Unidades dedicadas à fabricação de imunizantes contra febre aftosa se voltariam também ao combate da covid-19.
Instigado pelo Ministério da Agricultura, o Sindicato Nacional da Indústria de Produtos para Saúde Animal (Sindan) colocou à disposição do governo, para a produção de imunizantes contra a covid-19, as quatro unidades instaladas no país dedicadas à fabricação de vacinas contra a febre aftosa – doença que, até a década de 1990, era comum no rebanho bovino brasileiro.
Tanto no caso da aftosa quanto da Coronavac, por exemplo, as vacinas são inativadas, produzidas a partir de vírus morto. Assim, explica Emílio Salani, vicepresidente executivo do Sindan, a tecnologia e os procedimentos envolvidos são similares. Segundo ele, se o sinal verde para a colaboração fosse dado hoje, em cinco meses as fábricas de vacinas contra a febre aftosa já poderiam estar produzindo também vacinas contra a covid-19.
Das quatro unidades aptas a produzir as vacinas que permitem a imunização do rebanho bovino brasileiro – e, com isso, mantêm os mercados internacionais abertos para a carne brasileira -, três estão em operação: a da Ourofino em Ribeirão Preto (SP), a da MSD em Montes Claros (MG) e a da Ceva em Joatuba (MG). A quarta fábrica, situada em Paulínia (SP), pertence atualmente à Boehringer, mas está desativada.
Segundo Salani, das três plantas em operação saíram as 262 milhões de doses de vacinas contra a aftosa aplicadas no rebanho brasileiro no ano passado. A vacinação dos animais é realizada por meio de duas campanhas anuais, em maio e em novembro.
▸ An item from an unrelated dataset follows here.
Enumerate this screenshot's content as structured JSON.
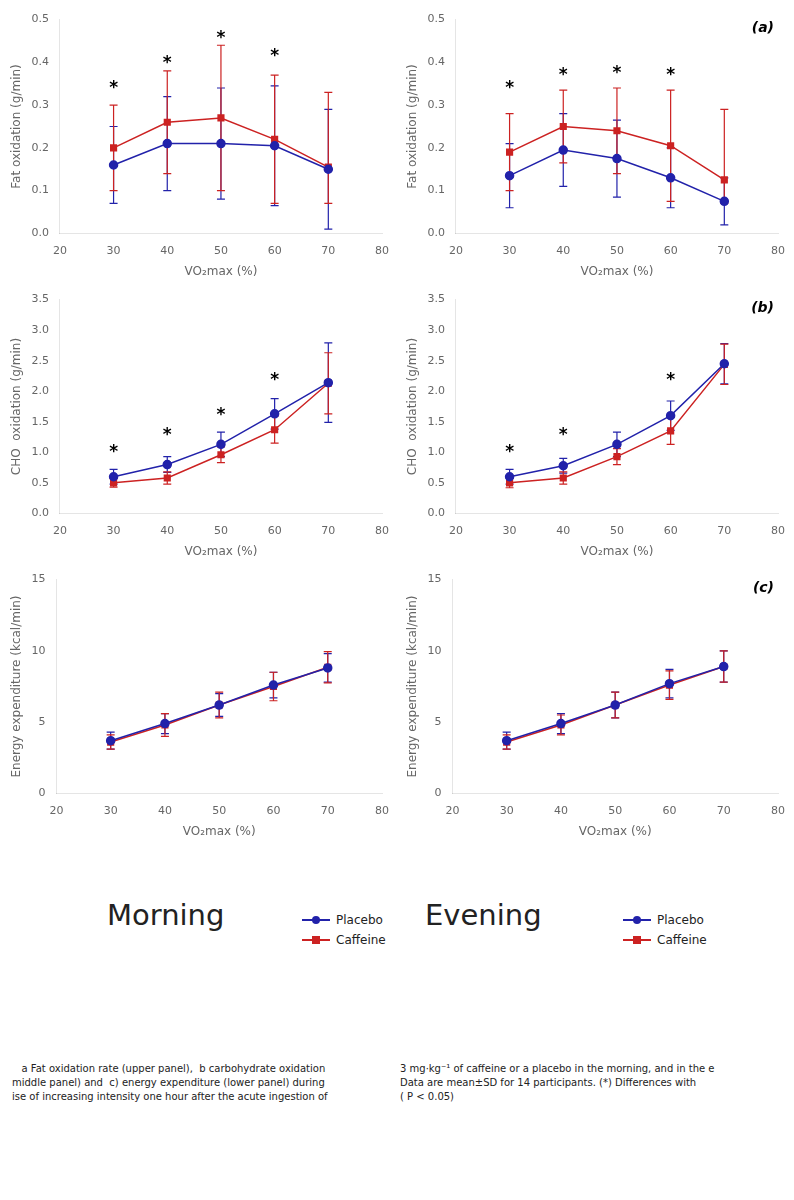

A vacinação ocorrerá na maior parte dos Estados, exceto no Rio Grande do Sul, em Santa Catarina, Paraná, Rondônia, Acre, parte de Mato Grosso e parte do Amazonas. Santa Catarina já é um Estado que tem status internacional de área livre de aftosa sem vacinação, enquanto os demais estão tentando conquistá-lo.
Nenhum outro país do mundo vacina tantos bovinos há tanto tempo quanto o Brasil, e esse pode ser um trunfo neste momento, segundo Salani. “Nosso parque fabril é biosseguro e validado pelo governo, e a indústria domina a tecnologia. O Sindan pode fazer a ponte entre quem tiver interesse em produzir e as indústrias de saúde animal capacitadas”, afirmou.
Essa colaboração não prejudicaria a produção de vacinas contra aftosa, por causa da sazonalidade e do fato de a capacidade nominal de produção de vacinas contra a aftosa ser de 500 milhões de doses por ano.
Salani conta que já houve reuniões entre o Sindan e o Instituto Butantan sobre essa possível colaboração, mas nenhuma decisão ainda foi tomada nesse sentido. No fim de semana, o senador Wellington Fagundes (Partido Liberal-MT), que é médico veterinário e relator da comissão no Senado da covid-19, acionou a diretoria do Sindan, gostou do que ouviu e levou a proposta para o Congresso.
O senador se reuniu ontem com a ministra da Agricultura, Tereza Cristina, que apoiou a proposta. A interlocução também deverá ser mais fácil com a troca no comando do Ministério da Saúde.
Segundo ele, a autorização para a produção no país não envolve a discussão sobre a quebra de patentes das vacinas, pois acordos internacionais preveem a transferência de tecnologia. Em vez de importar o Insumo Farmacêutico Ativo (IFA), os laboratórios precisariam apenas da célula-mãe, o que facilitaria o processo no país.
“É situação de guerra, não dá para ficar amarrado na burocracia. Não existe vacina produzida disponível no mundo. Não podemos paralisar a importação, e precisamos nos preparar para produzi-las em curto espaço de tempo”, disse Fagundes ao Valor.
Na segunda-feira, representantes da Anvisa, do Ministério da Agricultura e do Sindan vão se reunião para tratar do assunto. Procurada, a Anvisa, informou que prefere esperar a reunião para se posicionar sobre a proposta.